Grace was quiet for a minute before sighing. "You're screwed up, Girardi."
"Tell me about it."
"No, what I mean is - why are you sitting here torturing yourself?"
"Um - you guys got sent home from school because I was too proud to take the stupid test in the first place? Remember - the reason you hate me?"
"If I hated you every time you screwed up then I would never speak to you."
Joan smiled as Grace spoke - no one had a way with words like Grace.
"You messed up with Rove. He's...different from...normal people. He's on another planet most of the time. He dwells on the one thing because he feels like you betrayed him. It would be like dating him and cheating on him with his dad - betrayal of a whole new level."
Joan grimaced at the analogy. "Thanks for that disturbing mental image. It's just - how do I fix it?"
Grace stood up and shrugged her shoulders. "Who do I look like - some relationship guru? Listen - it's not like you're in love with him or anything so just let him come out of this mood he's in. He'll get over it eventually."
"What if he doesn't?"
"Then he doesn't - would it be that big a loss to you?"
Joan nodded her head, sadly. "Yes."
Grace looked at her for a minute and gave a small laugh. "He'll get over it, Girardi. He's only acting this way because he had you on this pedestal and now you've suddenly crashed down to mere mortal level. It's a reality check for him - that no one is perfect, and that you are a bit less perfect than most."
Joan shrugged her shoulders, not really able to argue with that. "I thought he would have realised that a while ago."
"Is there something going on with you two that I should know about?"
Joan's eyes widened at the abrupt change in tact. She wasn't sure how to answer that truthfully. There wasn't anything really going on but...there was as well, just not in the regular sense. "No, of course not. He's just, you know, a friend. I don't have that many friends and his friendship means a lot to me and I hurt him and I don't like knowing that he's in pain and it's because of me," Joan said quickly, hopefully preventing Grace from following up on whatever she was thinking. "We're just friends."
Grace raised one eyebrow. "He's only hurt because he likes you so much, you know."
Joan smiled, remembering what God had said earlier sadly. "Yeah - someone else said that as well. Doesn't help though."
"What would help?"
"Oh, I dunno - he could speak to me again, that might help. Other than that? I think I need to go home and eat something...gooey," Joan said as she stood up.
"You think junk food will take your mind of Rove?"
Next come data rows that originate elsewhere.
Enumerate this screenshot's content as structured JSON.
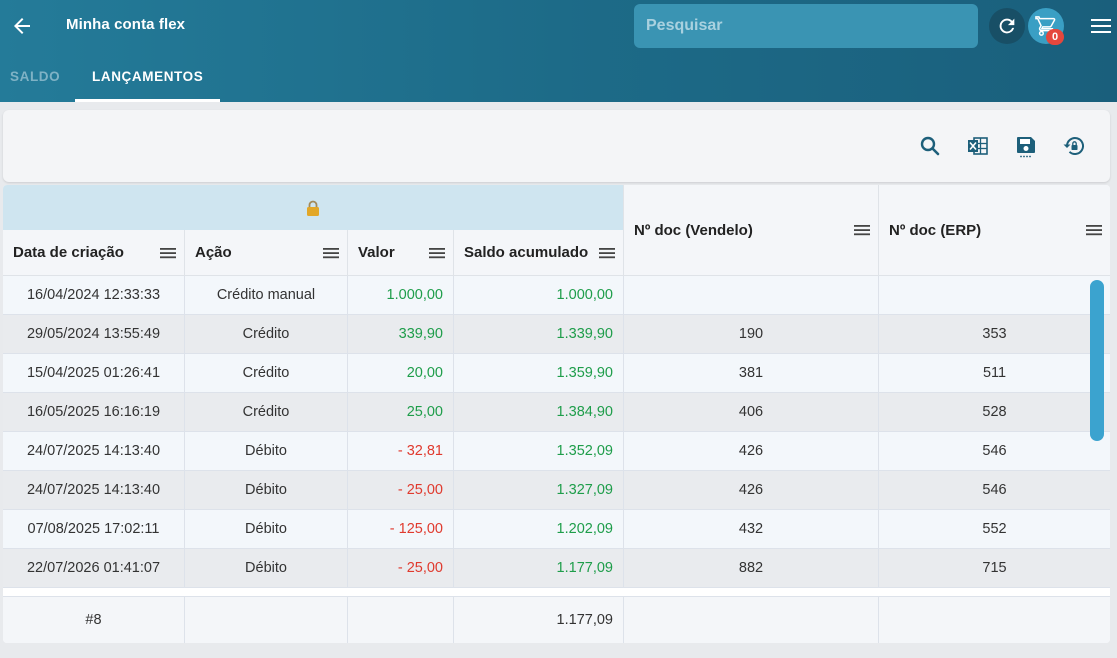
{
  "header": {
    "title": "Minha conta flex",
    "search_placeholder": "Pesquisar",
    "cart_count": "0"
  },
  "tabs": [
    {
      "label": "SALDO",
      "active": false
    },
    {
      "label": "LANÇAMENTOS",
      "active": true
    }
  ],
  "toolbar": {
    "icons": [
      "search-icon",
      "excel-export-icon",
      "save-icon",
      "restore-icon"
    ]
  },
  "table": {
    "columns": [
      {
        "label": "Data de criação"
      },
      {
        "label": "Ação"
      },
      {
        "label": "Valor"
      },
      {
        "label": "Saldo acumulado"
      },
      {
        "label": "Nº doc (Vendelo)"
      },
      {
        "label": "Nº doc (ERP)"
      }
    ],
    "rows": [
      {
        "date": "16/04/2024 12:33:33",
        "acao": "Crédito manual",
        "valor": "1.000,00",
        "saldo": "1.000,00",
        "doc_vendelo": "",
        "doc_erp": "",
        "negative": false
      },
      {
        "date": "29/05/2024 13:55:49",
        "acao": "Crédito",
        "valor": "339,90",
        "saldo": "1.339,90",
        "doc_vendelo": "190",
        "doc_erp": "353",
        "negative": false
      },
      {
        "date": "15/04/2025 01:26:41",
        "acao": "Crédito",
        "valor": "20,00",
        "saldo": "1.359,90",
        "doc_vendelo": "381",
        "doc_erp": "511",
        "negative": false
      },
      {
        "date": "16/05/2025 16:16:19",
        "acao": "Crédito",
        "valor": "25,00",
        "saldo": "1.384,90",
        "doc_vendelo": "406",
        "doc_erp": "528",
        "negative": false
      },
      {
        "date": "24/07/2025 14:13:40",
        "acao": "Débito",
        "valor": "- 32,81",
        "saldo": "1.352,09",
        "doc_vendelo": "426",
        "doc_erp": "546",
        "negative": true
      },
      {
        "date": "24/07/2025 14:13:40",
        "acao": "Débito",
        "valor": "- 25,00",
        "saldo": "1.327,09",
        "doc_vendelo": "426",
        "doc_erp": "546",
        "negative": true
      },
      {
        "date": "07/08/2025 17:02:11",
        "acao": "Débito",
        "valor": "- 125,00",
        "saldo": "1.202,09",
        "doc_vendelo": "432",
        "doc_erp": "552",
        "negative": true
      },
      {
        "date": "22/07/2026 01:41:07",
        "acao": "Débito",
        "valor": "- 25,00",
        "saldo": "1.177,09",
        "doc_vendelo": "882",
        "doc_erp": "715",
        "negative": true
      }
    ],
    "footer": {
      "count": "#8",
      "saldo_total": "1.177,09"
    }
  },
  "colors": {
    "appbar": "#1d6b88",
    "positive": "#1e9d4a",
    "negative": "#e03a2e",
    "scrollbar": "#3ba3cf"
  }
}
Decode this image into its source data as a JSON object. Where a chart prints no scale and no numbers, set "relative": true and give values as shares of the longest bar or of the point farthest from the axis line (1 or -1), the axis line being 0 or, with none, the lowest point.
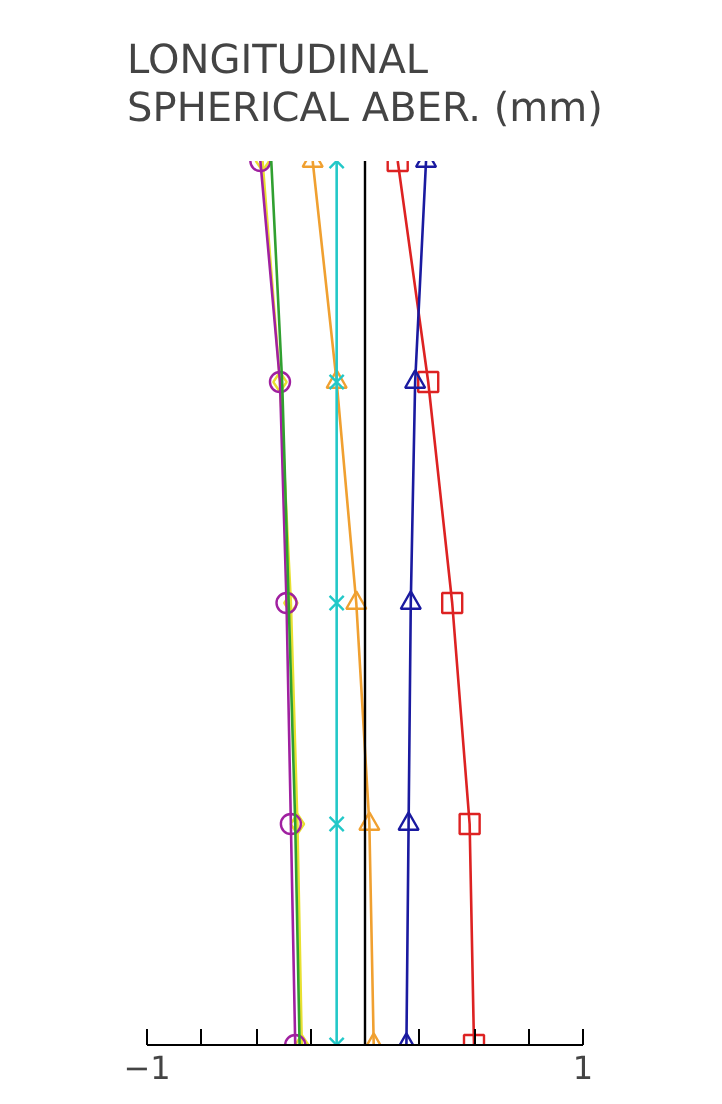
{
  "chart_data": {
    "type": "line",
    "title": "LONGITUDINAL SPHERICAL ABER. (mm)",
    "relative": true,
    "xlim": [
      -1,
      1
    ],
    "xticks": [
      -1,
      {
        "value": -0.75,
        "label": null
      },
      {
        "value": -0.5,
        "label": null
      },
      {
        "value": -0.25,
        "label": null
      },
      {
        "value": 0,
        "label": null
      },
      {
        "value": 0.25,
        "label": null
      },
      {
        "value": 0.5,
        "label": null
      },
      {
        "value": 0.75,
        "label": null
      },
      1
    ],
    "ref_lines": [
      {
        "axis": "x",
        "value": 0,
        "color": "#000000"
      }
    ],
    "series": [
      {
        "color": "#dd2222",
        "marker": "square",
        "x": [
          0.15,
          0.29,
          0.4,
          0.48,
          0.5
        ],
        "values": [
          1,
          0.75,
          0.5,
          0.25,
          0
        ]
      },
      {
        "color": "#1a1aa0",
        "marker": "triangle",
        "x": [
          0.28,
          0.23,
          0.21,
          0.2,
          0.19
        ],
        "values": [
          1,
          0.75,
          0.5,
          0.25,
          0
        ]
      },
      {
        "color": "#f0a030",
        "marker": "triangle",
        "x": [
          -0.24,
          -0.13,
          -0.04,
          0.02,
          0.04
        ],
        "values": [
          1,
          0.75,
          0.5,
          0.25,
          0
        ]
      },
      {
        "color": "#22c8c8",
        "marker": "cross",
        "x": [
          -0.13,
          -0.13,
          -0.13,
          -0.13,
          -0.13
        ],
        "values": [
          1,
          0.75,
          0.5,
          0.25,
          0
        ]
      },
      {
        "color": "#e8e030",
        "marker": "diamond",
        "x": [
          -0.47,
          -0.39,
          -0.34,
          -0.31,
          -0.29
        ],
        "values": [
          1,
          0.75,
          0.5,
          0.25,
          0
        ]
      },
      {
        "color": "#a020a0",
        "marker": "circle",
        "x": [
          -0.48,
          -0.39,
          -0.36,
          -0.34,
          -0.32
        ],
        "values": [
          1,
          0.75,
          0.5,
          0.25,
          0
        ]
      },
      {
        "color": "#30a030",
        "marker": "none",
        "x": [
          -0.43,
          -0.38,
          -0.35,
          -0.32,
          -0.3
        ],
        "values": [
          1,
          0.75,
          0.5,
          0.25,
          0
        ]
      }
    ]
  }
}
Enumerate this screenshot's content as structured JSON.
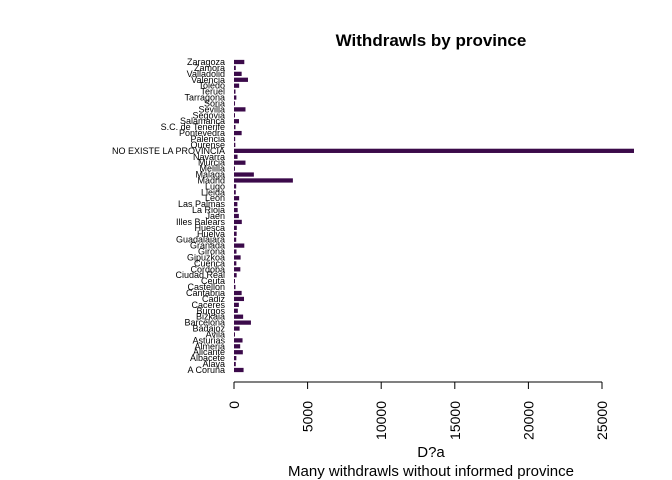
{
  "chart_data": {
    "type": "bar",
    "orientation": "horizontal",
    "title": "Withdrawls by province",
    "xlabel": "D?a",
    "subtitle": "Many withdrawls without informed province",
    "xlim": [
      0,
      25000
    ],
    "xticks": [
      0,
      5000,
      10000,
      15000,
      20000,
      25000
    ],
    "bar_color": "#3b0a4a",
    "categories": [
      "A Coruña",
      "Alava",
      "Albacete",
      "Alicante",
      "Almeria",
      "Asturias",
      "Avila",
      "Badajoz",
      "Barcelona",
      "Bizkaia",
      "Burgos",
      "Caceres",
      "Cadiz",
      "Cantabria",
      "Castellon",
      "Ceuta",
      "Ciudad Real",
      "Cordoba",
      "Cuenca",
      "Gipuzkoa",
      "Girona",
      "Granada",
      "Guadalajara",
      "Huelva",
      "Huesca",
      "Illes Balears",
      "Jaen",
      "La Rioja",
      "Las Palmas",
      "Leon",
      "Lleida",
      "Lugo",
      "Madrid",
      "Malaga",
      "Melilla",
      "Murcia",
      "Navarra",
      "NO EXISTE LA PROVINCIA",
      "Ourense",
      "Palencia",
      "Pontevedra",
      "S.C. de Tenerife",
      "Salamanca",
      "Segovia",
      "Sevilla",
      "Soria",
      "Tarragona",
      "Teruel",
      "Toledo",
      "Valencia",
      "Valladolid",
      "Zamora",
      "Zaragoza"
    ],
    "values": [
      650,
      120,
      160,
      600,
      420,
      580,
      60,
      380,
      1150,
      620,
      260,
      330,
      680,
      520,
      100,
      40,
      180,
      430,
      160,
      450,
      170,
      700,
      150,
      180,
      190,
      530,
      330,
      250,
      230,
      350,
      120,
      150,
      4000,
      1350,
      30,
      780,
      240,
      27500,
      90,
      80,
      520,
      100,
      340,
      60,
      780,
      70,
      160,
      100,
      350,
      950,
      520,
      120,
      700
    ]
  }
}
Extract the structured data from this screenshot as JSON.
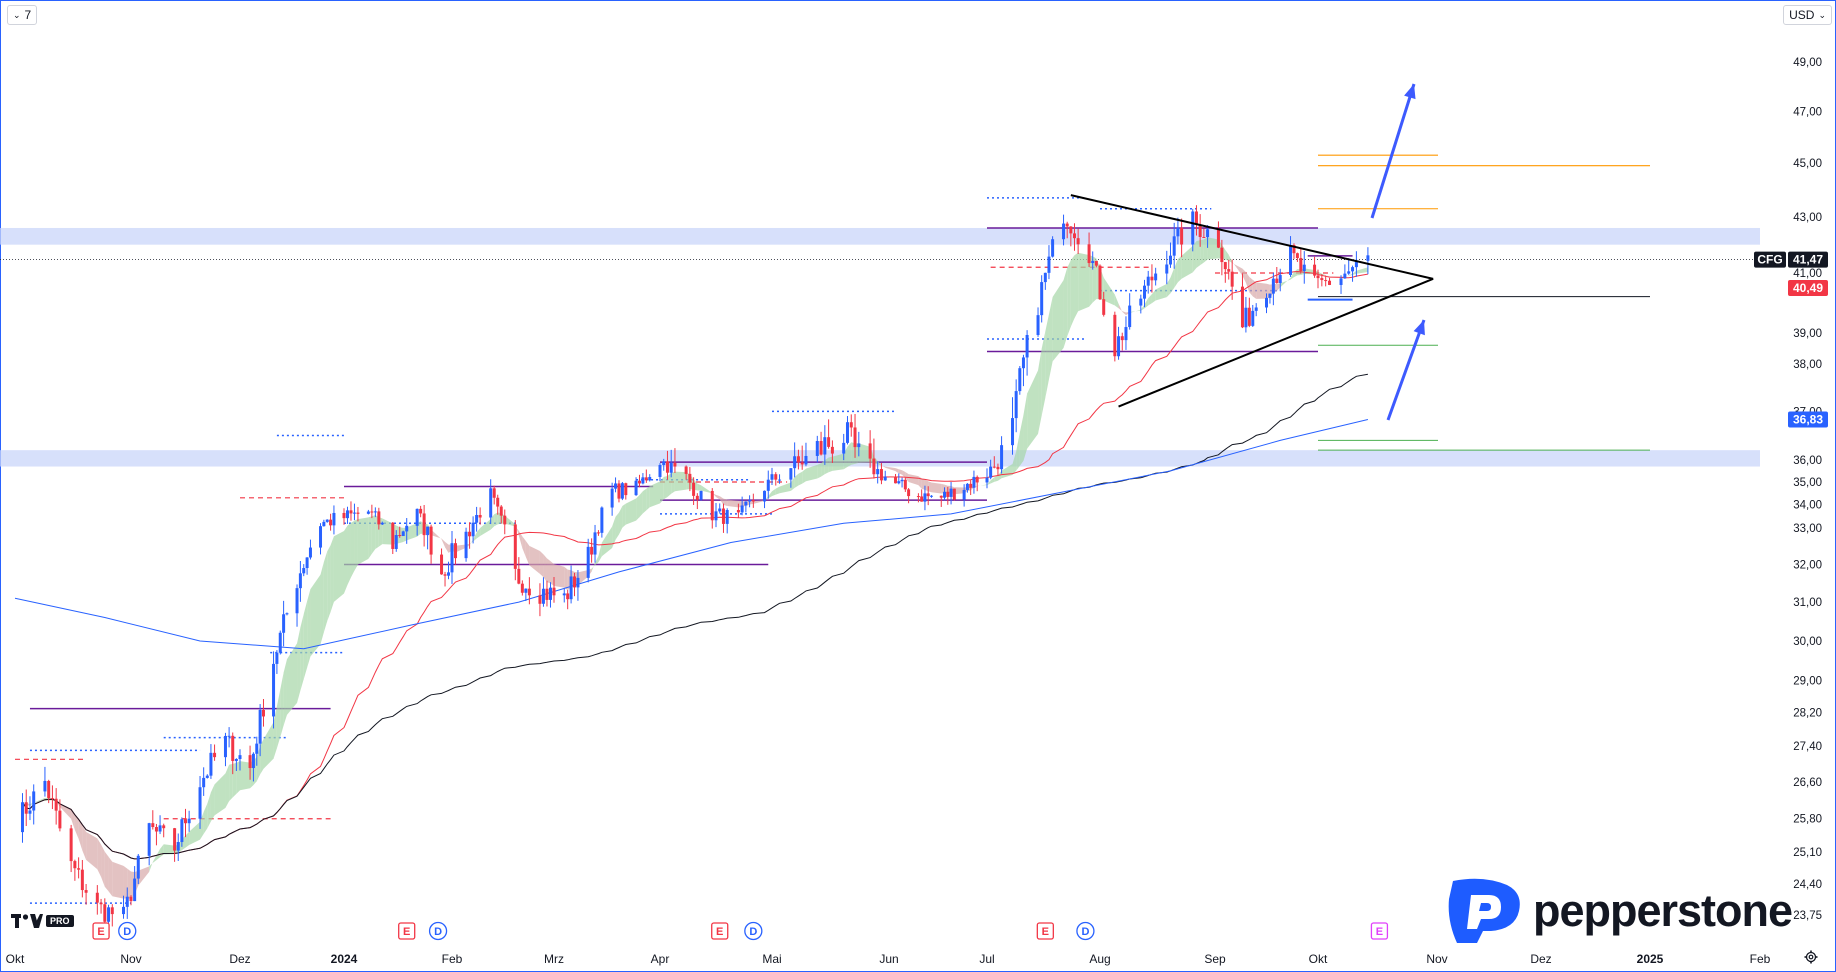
{
  "toolbar": {
    "interval": "7",
    "currency": "USD"
  },
  "brand": {
    "name": "pepperstone",
    "tv_badge": "PRO"
  },
  "colors": {
    "up": "#2962ff",
    "down": "#f23645",
    "zone": "#c9d6fa",
    "ma_fast": "#f23645",
    "ma_slow": "#131722",
    "ma_long": "#2962ff",
    "cloud_up": "#a5d6a7",
    "cloud_down": "#d7a8a8",
    "level": "#6a1b9a",
    "orange": "#ff9800",
    "green": "#4caf50",
    "arrow": "#3d5afe",
    "brand": "#1e5cff"
  },
  "chart_data": {
    "type": "candlestick",
    "symbol": "CFG",
    "currency": "USD",
    "x_labels": [
      "Okt",
      "Nov",
      "Dez",
      "2024",
      "Feb",
      "Mrz",
      "Apr",
      "Mai",
      "Jun",
      "Jul",
      "Aug",
      "Sep",
      "Okt",
      "Nov",
      "Dez",
      "2025",
      "Feb"
    ],
    "y_ticks": [
      "49,00",
      "47,00",
      "45,00",
      "43,00",
      "41,00",
      "39,00",
      "38,00",
      "37,00",
      "36,00",
      "35,00",
      "34,00",
      "33,00",
      "32,00",
      "31,00",
      "30,00",
      "29,00",
      "28,20",
      "27,40",
      "26,60",
      "25,80",
      "25,10",
      "24,40",
      "23,75"
    ],
    "y_scale": "log",
    "y_range": [
      23.4,
      51.5
    ],
    "x_range": [
      "2023-10-01",
      "2025-02-28"
    ],
    "price_tags": [
      {
        "label": "CFG",
        "value": "41,47",
        "kind": "last"
      },
      {
        "value": "40,49",
        "kind": "ma_fast"
      },
      {
        "value": "36,83",
        "kind": "ma_long"
      }
    ],
    "series": [
      {
        "name": "Close",
        "anchors": [
          [
            "2023-10-02",
            25.8
          ],
          [
            "2023-10-09",
            26.6
          ],
          [
            "2023-10-16",
            24.8
          ],
          [
            "2023-10-23",
            23.9
          ],
          [
            "2023-10-30",
            23.7
          ],
          [
            "2023-11-06",
            25.6
          ],
          [
            "2023-11-13",
            25.2
          ],
          [
            "2023-11-20",
            26.6
          ],
          [
            "2023-11-27",
            27.5
          ],
          [
            "2023-12-04",
            26.9
          ],
          [
            "2023-12-11",
            29.5
          ],
          [
            "2023-12-18",
            31.6
          ],
          [
            "2023-12-25",
            33.2
          ],
          [
            "2024-01-08",
            33.7
          ],
          [
            "2024-01-15",
            32.6
          ],
          [
            "2024-01-22",
            33.6
          ],
          [
            "2024-01-29",
            31.8
          ],
          [
            "2024-02-05",
            32.8
          ],
          [
            "2024-02-12",
            34.4
          ],
          [
            "2024-02-19",
            31.7
          ],
          [
            "2024-02-26",
            31.3
          ],
          [
            "2024-03-04",
            31.1
          ],
          [
            "2024-03-11",
            32.2
          ],
          [
            "2024-03-18",
            34.6
          ],
          [
            "2024-03-25",
            34.7
          ],
          [
            "2024-04-01",
            36.0
          ],
          [
            "2024-04-08",
            35.2
          ],
          [
            "2024-04-15",
            33.6
          ],
          [
            "2024-04-22",
            33.4
          ],
          [
            "2024-04-29",
            34.8
          ],
          [
            "2024-05-06",
            35.7
          ],
          [
            "2024-05-13",
            36.2
          ],
          [
            "2024-05-20",
            36.5
          ],
          [
            "2024-05-27",
            35.7
          ],
          [
            "2024-06-03",
            34.9
          ],
          [
            "2024-06-10",
            34.4
          ],
          [
            "2024-06-17",
            34.3
          ],
          [
            "2024-06-24",
            34.8
          ],
          [
            "2024-07-01",
            35.4
          ],
          [
            "2024-07-08",
            36.6
          ],
          [
            "2024-07-15",
            40.0
          ],
          [
            "2024-07-22",
            43.2
          ],
          [
            "2024-07-29",
            41.8
          ],
          [
            "2024-08-05",
            38.5
          ],
          [
            "2024-08-12",
            40.2
          ],
          [
            "2024-08-19",
            41.7
          ],
          [
            "2024-08-26",
            42.8
          ],
          [
            "2024-09-02",
            42.2
          ],
          [
            "2024-09-09",
            39.2
          ],
          [
            "2024-09-16",
            40.6
          ],
          [
            "2024-09-23",
            41.6
          ],
          [
            "2024-09-30",
            40.5
          ],
          [
            "2024-10-07",
            40.9
          ],
          [
            "2024-10-14",
            41.47
          ]
        ]
      },
      {
        "name": "MA fast (red)"
      },
      {
        "name": "MA slow (black)"
      },
      {
        "name": "MA long (blue)"
      }
    ],
    "resistance_zone": [
      42.0,
      42.6
    ],
    "support_zone": [
      35.7,
      36.2
    ],
    "triangle": {
      "apex": [
        "2024-10-31",
        40.8
      ],
      "top_start": [
        "2024-07-24",
        43.8
      ],
      "bottom_start": [
        "2024-08-06",
        37.1
      ]
    },
    "events": [
      {
        "date": "2023-10-24",
        "kind": "E"
      },
      {
        "date": "2023-10-31",
        "kind": "D"
      },
      {
        "date": "2024-01-19",
        "kind": "E"
      },
      {
        "date": "2024-01-28",
        "kind": "D"
      },
      {
        "date": "2024-04-17",
        "kind": "E"
      },
      {
        "date": "2024-04-26",
        "kind": "D"
      },
      {
        "date": "2024-07-17",
        "kind": "E"
      },
      {
        "date": "2024-07-28",
        "kind": "D"
      },
      {
        "date": "2024-10-17",
        "kind": "E",
        "future": true
      }
    ]
  }
}
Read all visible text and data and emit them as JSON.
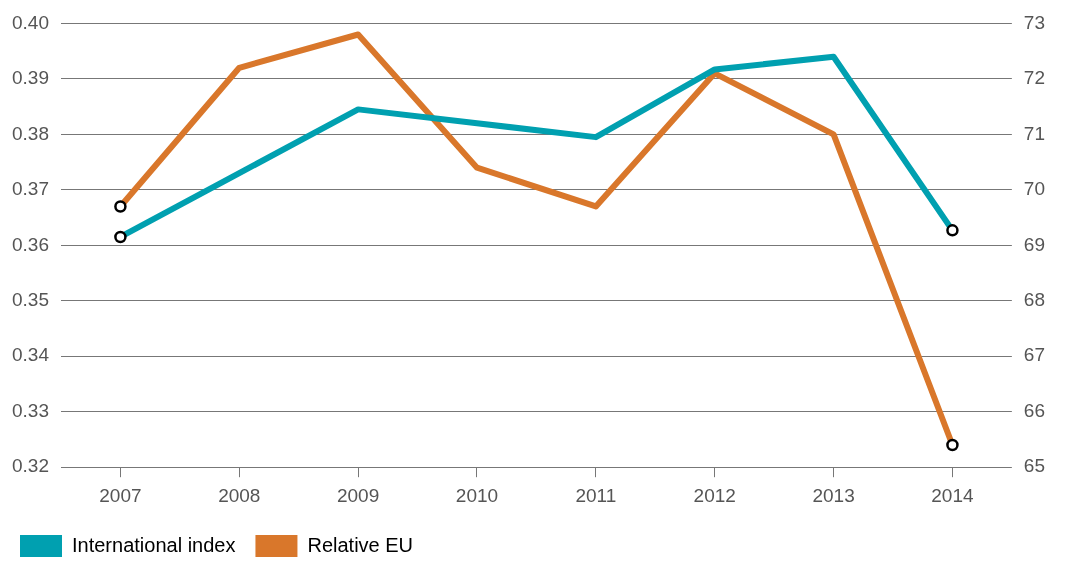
{
  "chart_data": {
    "type": "line",
    "categories": [
      "2007",
      "2008",
      "2009",
      "2010",
      "2011",
      "2012",
      "2013",
      "2014"
    ],
    "series": [
      {
        "name": "International index",
        "color": "#00a0b0",
        "values": [
          0.3615,
          0.373,
          0.3845,
          0.382,
          0.3795,
          0.3917,
          0.394,
          0.3627
        ]
      },
      {
        "name": "Relative EU",
        "color": "#d9772b",
        "axis": "y2",
        "values": [
          69.7,
          72.2,
          72.8,
          70.4,
          69.7,
          72.1,
          71.0,
          65.4
        ]
      }
    ],
    "ylim": [
      0.32,
      0.4
    ],
    "yticks": [
      {
        "value": 0.32,
        "label": "0.32"
      },
      {
        "value": 0.33,
        "label": "0.33"
      },
      {
        "value": 0.34,
        "label": "0.34"
      },
      {
        "value": 0.35,
        "label": "0.35"
      },
      {
        "value": 0.36,
        "label": "0.36"
      },
      {
        "value": 0.37,
        "label": "0.37"
      },
      {
        "value": 0.38,
        "label": "0.38"
      },
      {
        "value": 0.39,
        "label": "0.39"
      },
      {
        "value": 0.4,
        "label": "0.40"
      }
    ],
    "y2lim": [
      65,
      73
    ],
    "y2ticks": [
      65,
      66,
      67,
      68,
      69,
      70,
      71,
      72,
      73
    ],
    "grid": "y",
    "legend": "bottom left",
    "line_style": "solid"
  }
}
Joan sighed and shrugged her shoulders. "I can but hope. You wanna come?"
"Girardi - you just got me suspended!"
Joan squinted. "I guess..." she sighed as she looked at Grace. "I'm sorry?"
Grace rolled her eyes. "Whatever. Come on - just don't expect me to listen to you whine about Rove all night. I hear enough of it from him."
Joan smiled as she began walking away with Grace. "He whines about me? What does he say?"
Grace groaned. "Don't start, Girardi."
Joan nodded. She probably didn't want to know if it was bad. It wasn't like she didn't have enough to think about anyway - she just had to work out what her relationship with Adam was, and, more importantly, how she could become Jane again.